Gaps in radar coverage create blind spots on air routes

Chennai: Near misses as in the case of the Visakhapatnam-Chennai Kingfisher flight and Chennai-Visakhapatnam Jet Airways flight that flew at the same altitude on a collision course have become alarmingly frequent as a result of blind spots in the sky due to inadequate radar coverage.
A blind spot is a stretch on a route where flights often vanish from the monitors of air traffic controllers. Such zones are seen as vulnerable to dangerous situations although all commercial airliners have traffic collision avoidance systems (TCAS) installed onboard to warn pilots of aircraft in the vicinity, say experts.

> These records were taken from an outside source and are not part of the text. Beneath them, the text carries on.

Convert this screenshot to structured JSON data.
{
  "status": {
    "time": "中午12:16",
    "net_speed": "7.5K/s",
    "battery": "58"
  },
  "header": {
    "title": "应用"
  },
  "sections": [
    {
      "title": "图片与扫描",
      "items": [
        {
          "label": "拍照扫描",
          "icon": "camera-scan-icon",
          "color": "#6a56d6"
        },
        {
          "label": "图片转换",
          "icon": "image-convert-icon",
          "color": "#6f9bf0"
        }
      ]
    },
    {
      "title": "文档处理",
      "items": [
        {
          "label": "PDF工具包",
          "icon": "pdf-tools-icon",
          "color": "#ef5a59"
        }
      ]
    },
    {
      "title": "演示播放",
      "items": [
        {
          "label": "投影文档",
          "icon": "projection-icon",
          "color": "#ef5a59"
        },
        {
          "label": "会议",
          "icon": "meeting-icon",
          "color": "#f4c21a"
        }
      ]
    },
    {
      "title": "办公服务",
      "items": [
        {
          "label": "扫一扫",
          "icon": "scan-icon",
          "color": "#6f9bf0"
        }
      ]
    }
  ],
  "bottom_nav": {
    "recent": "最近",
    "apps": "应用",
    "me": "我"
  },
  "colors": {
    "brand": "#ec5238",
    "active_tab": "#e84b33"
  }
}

On Wednesday, the Kingfisher pilot was the first to spot the other aircraft coming towards him at the same level and called Chennai air traffic control which, by then, had also noticed that the two aircraft were at the same altitude. The ATC then instructed the Kingfisher aircraft to climb before the TCAS could sound an alarm.
In June this year, a mid-air collision was similarly averted only after the TCAS sounded a collision warning inside the cockpits of a Chennai- Madurai Air India aircraft and a Thiruvananthapuram-Chennai Jet Airways aircraft. The two were flying through another radar blind spot when the incident happened.
In the absence of radar coverage over such areas, where air traffic goes unmonitored for several kilometres, safety clearly hinges on the collision avoidance system.
The trouble spots in the south are over Madurai and Tiruchi on the Chennai-Thiruvananthapuram route, over Mangalore and Bellary on the Chennai- Mumbai route, over Bangalore and Hyderabad on the Chennai- Delhi route and over the sea 150 miles from Visakhapatnam on the Chennai-Kolkata and Chennai-Visakhapatnam route.
The Chennai-Delhi and Chennai-Mumbai routes are specially problematic because of the presence of Bangalore, Hyderabad and Mangalore airports which tend to increase traffic. Aircraft coming in to land or take off from these airports often intersect the routes. Efficient radar coverage is crucial in these areas, said an official.